In my experience from doing a "real day's work" since 11, child labor is rather exploitive, prioritizes work over education, and needlessly puts people at serious risk of injury or death.
You are just highlighting the smallest position of the article. I imagine it is honest on the young adult's part, but not on the employers side. I think you are being disingenuous by ignoring the bigger issues in this article, removal of parental consent for under 16 and many illegal immigrant minors working these positions who are in more precarious positions to defend their rights. I would be surprised if these people are getting health insurance from their employer.
My country is highly urban and sixteen year olds can work, but they also have access to public health care (covered by taxes, no cost at use).
If in the US we tie flexibility of labor laws to nationalizing healthcare, can we actually get some real traction on the latter while giving an actual safety net yo the former?
> If in the US we tie flexibility of labor laws to nationalizing healthcare, can we actually get some real traction on the latter while giving an actual safety net yo the former?
Based on past performance it will be the most likely that only "flexibility of labor laws" part will pass through Congress, while healthcare part will be dead on arrival.
Yes, it is a valid drivers license. It allows you to drive an agriculture vehicle of less than 20 tons. Most EU-countries have a special class of license that allows for this.
It is not defined as an EU-recognised class yet but there is talk about it.

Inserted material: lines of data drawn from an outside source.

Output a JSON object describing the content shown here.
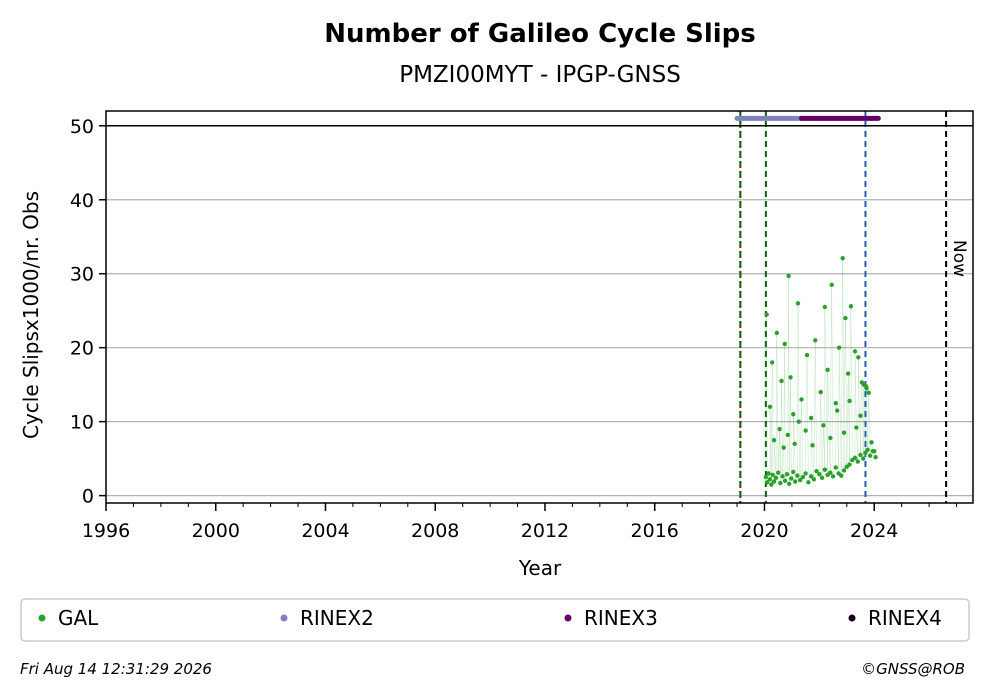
{
  "chart_data": {
    "type": "scatter",
    "title": "Number of Galileo Cycle Slips",
    "subtitle": "PMZI00MYT - IPGP-GNSS",
    "xlabel": "Year",
    "ylabel": "Cycle Slipsx1000/nr. Obs",
    "xlim": [
      1996.0,
      2027.6
    ],
    "ylim": [
      -1,
      52
    ],
    "x_ticks": [
      1996,
      2000,
      2004,
      2008,
      2012,
      2016,
      2020,
      2024
    ],
    "x_tick_labels": [
      "1996",
      "2000",
      "2004",
      "2008",
      "2012",
      "2016",
      "2020",
      "2024"
    ],
    "y_ticks": [
      0,
      10,
      20,
      30,
      40,
      50
    ],
    "y_tick_labels": [
      "0",
      "10",
      "20",
      "30",
      "40",
      "50"
    ],
    "grid": "horizontal",
    "cap_line": 50,
    "vertical_lines": [
      {
        "x": 2019.12,
        "color": "#cc0000",
        "style": "dotted"
      },
      {
        "x": 2019.12,
        "color": "#006400",
        "style": "dashed"
      },
      {
        "x": 2020.05,
        "color": "#006400",
        "style": "dashed"
      },
      {
        "x": 2023.68,
        "color": "#1f5fb4",
        "style": "dashed"
      },
      {
        "x": 2026.62,
        "color": "#000000",
        "style": "dashed",
        "label": "Now"
      }
    ],
    "rinex_bars": [
      {
        "name": "RINEX2",
        "x0": 2019.0,
        "x1": 2021.35,
        "y": 51,
        "color": "#8080c0"
      },
      {
        "name": "RINEX3",
        "x0": 2021.35,
        "x1": 2024.15,
        "y": 51,
        "color": "#660066"
      }
    ],
    "series": [
      {
        "name": "GAL",
        "color": "#2ca02c",
        "x": [
          2020.05,
          2020.1,
          2020.15,
          2020.2,
          2020.25,
          2020.3,
          2020.35,
          2020.42,
          2020.5,
          2020.58,
          2020.66,
          2020.75,
          2020.82,
          2020.9,
          2020.98,
          2021.05,
          2021.12,
          2021.2,
          2021.3,
          2021.4,
          2021.5,
          2021.6,
          2021.7,
          2021.8,
          2021.9,
          2022.0,
          2022.1,
          2022.2,
          2022.3,
          2022.4,
          2022.5,
          2022.6,
          2022.7,
          2022.8,
          2022.9,
          2023.0,
          2023.1,
          2023.2,
          2023.3,
          2023.4,
          2023.5,
          2023.6,
          2023.68,
          2023.76,
          2023.85,
          2023.95,
          2024.05,
          2020.08,
          2020.2,
          2020.28,
          2020.45,
          2020.62,
          2020.74,
          2020.88,
          2020.95,
          2021.05,
          2021.22,
          2021.35,
          2021.55,
          2021.7,
          2021.85,
          2022.05,
          2022.2,
          2022.3,
          2022.45,
          2022.6,
          2022.72,
          2022.85,
          2022.95,
          2023.05,
          2023.15,
          2023.3,
          2023.42,
          2023.55,
          2023.7,
          2023.8,
          2020.35,
          2020.55,
          2020.7,
          2020.85,
          2021.1,
          2021.25,
          2021.5,
          2021.75,
          2022.15,
          2022.4,
          2022.65,
          2022.9,
          2023.1,
          2023.35,
          2023.5,
          2023.62,
          2023.72,
          2023.9,
          2024.0
        ],
        "y": [
          2.5,
          1.8,
          3.0,
          2.2,
          1.5,
          2.8,
          1.9,
          2.4,
          3.1,
          1.7,
          2.6,
          2.0,
          2.9,
          1.6,
          2.3,
          3.2,
          1.9,
          2.7,
          2.1,
          2.5,
          3.0,
          1.8,
          2.6,
          2.2,
          3.3,
          2.9,
          2.4,
          3.5,
          2.8,
          3.1,
          2.6,
          3.8,
          3.0,
          2.7,
          3.4,
          3.9,
          4.2,
          4.8,
          5.1,
          4.6,
          5.5,
          5.0,
          5.8,
          6.2,
          5.4,
          6.0,
          5.2,
          24.5,
          12.0,
          18.0,
          22.0,
          15.5,
          20.5,
          29.7,
          16.0,
          11.0,
          26.0,
          13.0,
          19.0,
          10.5,
          21.0,
          14.0,
          25.5,
          17.0,
          28.5,
          12.5,
          20.0,
          32.1,
          24.0,
          16.5,
          25.6,
          19.5,
          18.7,
          15.3,
          14.8,
          13.9,
          7.5,
          9.0,
          6.5,
          8.2,
          7.0,
          10.0,
          8.8,
          6.8,
          9.5,
          7.8,
          11.5,
          8.5,
          12.8,
          9.2,
          10.8,
          15.0,
          14.5,
          7.2,
          6.0
        ]
      },
      {
        "name": "RINEX2",
        "color": "#8080c0",
        "x": [],
        "y": []
      },
      {
        "name": "RINEX3",
        "color": "#660066",
        "x": [],
        "y": []
      },
      {
        "name": "RINEX4",
        "color": "#1a0020",
        "x": [],
        "y": []
      }
    ]
  },
  "footer": {
    "timestamp": "Fri Aug 14 12:31:29 2026",
    "credit": "©GNSS@ROB"
  }
}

Well that’s the funny thing. What defines a child laborer? Most people know that there’s a difference between a 16 year old working the odd summer job and a Victorian 9 year old chimney sweep. But the historical memory of the chimney sweep is deservedly strong. It reminds us that for most of the history of capitalism, when guardrails don’t exist, children get exploited. Firms will act according to incentives and will push children, lacking experience and a voice, to do backbreaking and dangerous work. They’ll do it aided by rhetoric like yours, brushing aside the erasure of the robust edifice of labor laws that protected our young people in the name of “character building.”
There is a massive distinction between an adolescent working along side a parent or other family, and being individually employed by an unrelated employer and directly subject to the economic/social grindstone. (why are you wasting time on fall protection? why are you asking for a mask just to drill some holes in concrete? try being a man!)

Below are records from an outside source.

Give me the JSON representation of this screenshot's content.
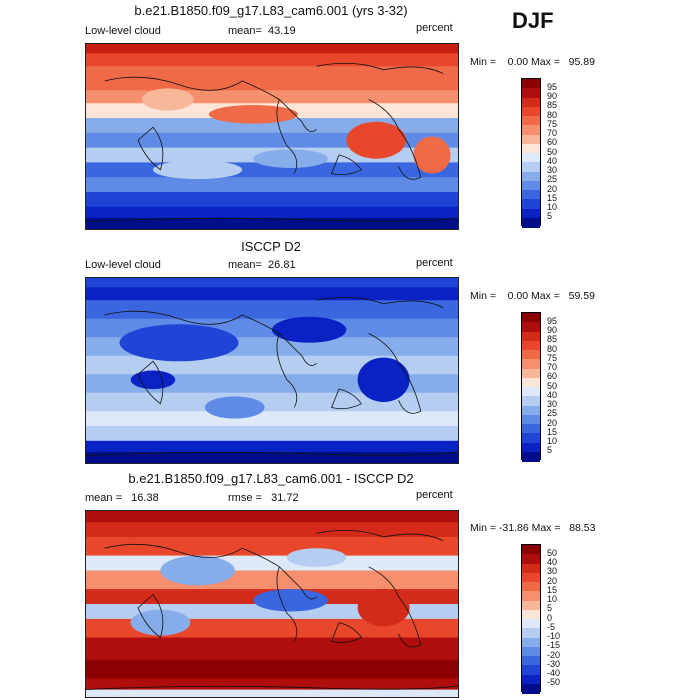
{
  "season": "DJF",
  "panels": [
    {
      "title": "b.e21.B1850.f09_g17.L83_cam6.001 (yrs 3-32)",
      "left_label": "Low-level cloud",
      "center_label": "mean=  43.19",
      "right_label": "percent",
      "minmax": "Min =    0.00 Max =   95.89",
      "colorbar_labels": [
        "95",
        "90",
        "85",
        "80",
        "75",
        "70",
        "60",
        "50",
        "40",
        "30",
        "25",
        "20",
        "15",
        "10",
        "5"
      ],
      "colorbar_colors": [
        "#8b0000",
        "#b00d0d",
        "#d42a1a",
        "#e8472b",
        "#f06a48",
        "#f58f6d",
        "#f9b79a",
        "#fde6d8",
        "#dde8f8",
        "#b4cdf0",
        "#87acea",
        "#5f8ae6",
        "#3a67e0",
        "#1f44d6",
        "#0a22c4",
        "#000d8a"
      ],
      "map_palette": "model"
    },
    {
      "title": "ISCCP D2",
      "left_label": "Low-level cloud",
      "center_label": "mean=  26.81",
      "right_label": "percent",
      "minmax": "Min =    0.00 Max =   59.59",
      "colorbar_labels": [
        "95",
        "90",
        "85",
        "80",
        "75",
        "70",
        "60",
        "50",
        "40",
        "30",
        "25",
        "20",
        "15",
        "10",
        "5"
      ],
      "colorbar_colors": [
        "#8b0000",
        "#b00d0d",
        "#d42a1a",
        "#e8472b",
        "#f06a48",
        "#f58f6d",
        "#f9b79a",
        "#fde6d8",
        "#dde8f8",
        "#b4cdf0",
        "#87acea",
        "#5f8ae6",
        "#3a67e0",
        "#1f44d6",
        "#0a22c4",
        "#000d8a"
      ],
      "map_palette": "obs"
    },
    {
      "title": "b.e21.B1850.f09_g17.L83_cam6.001 - ISCCP D2",
      "left_label": "mean =   16.38",
      "center_label": "rmse =   31.72",
      "right_label": "percent",
      "minmax": "Min = -31.86 Max =   88.53",
      "colorbar_labels": [
        "50",
        "40",
        "30",
        "20",
        "15",
        "10",
        "5",
        "0",
        "-5",
        "-10",
        "-15",
        "-20",
        "-30",
        "-40",
        "-50"
      ],
      "colorbar_colors": [
        "#8b0000",
        "#b00d0d",
        "#d42a1a",
        "#e8472b",
        "#f06a48",
        "#f58f6d",
        "#f9b79a",
        "#fde6d8",
        "#dde8f8",
        "#b4cdf0",
        "#87acea",
        "#5f8ae6",
        "#3a67e0",
        "#1f44d6",
        "#0a22c4",
        "#000d8a"
      ],
      "map_palette": "diff"
    }
  ]
}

The former is going to happen informally regardless of what the law says, but I agree the law should be more conductive to it. The latter is fraught with misaligned incentives, and is mainly what people are reacting to. If workers' economic power were generally rising, the whole topic would be essentially moot. But economically empowered workers are generally impossible due to that rarely questioned policy of continual monetary stimulus and other business-uber-alles regulation. Hence the specific concern about working conditions and workers' rights.
> outrage over this is misplaced and typical of comfortable out of touch urbanites,
Born and raised on a farm. Worked logging from the age of eighteen. Worked in housing construction and also as a plumber's assistant and as an electrical assistant. And I, too, call bullshit.
Liability laws diminished (This was already the case with most state agriculture laws, so you have a lot of farm kids with injuries from tractors and the like.)
Kids working in bars serving alcohol and not old enough to drink, yet I've seen these exact people scream about a family-friendly drag show held in a bar venue when the bar part is shut down (so no alcohol served), yet they want minors around possibly inebriated adults.
People need a baseline education to participate in modern democracy. They should not be forced out of school by economic circumstances in order to work low-paying jobs for multi-million or billion-dollar companies.